Wednesday, 17 December 2014

Niamey, Niger - Sant’Egidio’s friendship with minors in prison

One of the most severe challenges that correctional systems of African countries have to address is the issue of minors held in prison.
Living conditions in African jails are already very burdensome for anyone. They include overcrowding, precarious health standards, restrictions on access to food, soap and
clothing, and a certain weakness of available judicial guarantees. For the small population of minors held in African prisons these conditions are even more harsh and penalizing.

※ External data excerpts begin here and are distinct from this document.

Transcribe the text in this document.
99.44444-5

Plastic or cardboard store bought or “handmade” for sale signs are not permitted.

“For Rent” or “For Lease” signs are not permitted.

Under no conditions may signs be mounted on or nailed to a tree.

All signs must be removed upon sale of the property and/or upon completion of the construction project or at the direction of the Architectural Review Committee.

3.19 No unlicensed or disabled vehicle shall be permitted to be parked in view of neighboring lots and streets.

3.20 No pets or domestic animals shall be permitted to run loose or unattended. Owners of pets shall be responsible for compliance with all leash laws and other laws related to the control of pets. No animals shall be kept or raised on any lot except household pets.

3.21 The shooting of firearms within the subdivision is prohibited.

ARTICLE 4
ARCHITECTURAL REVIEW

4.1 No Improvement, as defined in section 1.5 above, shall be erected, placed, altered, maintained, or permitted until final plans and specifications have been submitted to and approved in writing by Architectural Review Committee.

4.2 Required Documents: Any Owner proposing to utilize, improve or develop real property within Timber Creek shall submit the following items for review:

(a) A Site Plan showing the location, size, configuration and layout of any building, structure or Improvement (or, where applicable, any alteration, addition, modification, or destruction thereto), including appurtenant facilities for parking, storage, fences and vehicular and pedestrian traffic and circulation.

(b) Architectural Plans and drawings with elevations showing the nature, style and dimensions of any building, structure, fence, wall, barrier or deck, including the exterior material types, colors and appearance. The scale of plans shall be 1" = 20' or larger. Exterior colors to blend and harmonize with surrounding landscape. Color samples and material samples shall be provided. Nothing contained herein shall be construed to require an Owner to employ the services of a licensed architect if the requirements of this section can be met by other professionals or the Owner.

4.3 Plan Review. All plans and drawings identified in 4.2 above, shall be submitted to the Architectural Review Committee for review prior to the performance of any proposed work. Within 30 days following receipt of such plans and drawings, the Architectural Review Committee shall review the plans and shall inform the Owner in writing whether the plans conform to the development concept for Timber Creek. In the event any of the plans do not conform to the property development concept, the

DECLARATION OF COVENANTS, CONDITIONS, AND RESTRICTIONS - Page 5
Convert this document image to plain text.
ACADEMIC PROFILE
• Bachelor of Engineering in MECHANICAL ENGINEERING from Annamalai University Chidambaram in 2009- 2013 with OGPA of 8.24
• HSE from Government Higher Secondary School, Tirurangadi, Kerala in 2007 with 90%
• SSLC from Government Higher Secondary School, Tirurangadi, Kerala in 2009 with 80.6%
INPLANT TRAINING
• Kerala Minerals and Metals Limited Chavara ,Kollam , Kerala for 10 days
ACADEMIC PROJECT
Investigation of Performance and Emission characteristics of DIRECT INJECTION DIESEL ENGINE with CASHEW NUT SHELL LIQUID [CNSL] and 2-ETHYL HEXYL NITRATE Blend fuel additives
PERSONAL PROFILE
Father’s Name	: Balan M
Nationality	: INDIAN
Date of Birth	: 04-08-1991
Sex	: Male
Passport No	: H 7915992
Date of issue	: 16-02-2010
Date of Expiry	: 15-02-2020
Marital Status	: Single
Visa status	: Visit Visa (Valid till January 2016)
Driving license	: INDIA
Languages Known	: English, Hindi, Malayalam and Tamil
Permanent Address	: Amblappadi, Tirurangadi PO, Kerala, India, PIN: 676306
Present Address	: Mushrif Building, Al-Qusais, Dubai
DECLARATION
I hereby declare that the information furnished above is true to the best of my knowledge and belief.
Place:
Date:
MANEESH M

What is often missing is a pillar of judicial civilization: the acknowledgment that the minor, even if he has made mistakes, is an inmate with whom one needs to relate in a different manner and whose detention must provide for school attendance and tend towards rehabilitation. What is missing is a different outlook that is open to the future and that may point young people who are disenchanted or desperate in new directions, that may create a horizon and relationships for a humanity that is still childlike, deprived of a normal affective fabric.
It is on this frontier that the African communities of Sant’Egidio curry out their commitment in the minors’ wings of African penitentiaries. It is what the community of Niamey, in Niger, does - for example - as we can see from the Community’s website,www.santegidio.org. We can read that “living conditions in the penitentiary of Niamey are extremely precarious. Inmates, some of whom are extremely young, lack practically everything, from clothes to soap. Food is in short supply as well.”
On Saturday mornings however, with the arrival of their friends from the Community, the outlook changes for those Nigerian kids. “Every visit is a precious opportunity to speak and describe one’s problems, but also to rediscover the beauty of being together: each week the unavoidable football match and the lunch, brought in from outside, which marks a big difference from the everyday menu. Friendship changes people, it alleviates suffering and, awaiting for the following Saturday, allows people to dream of a better life.”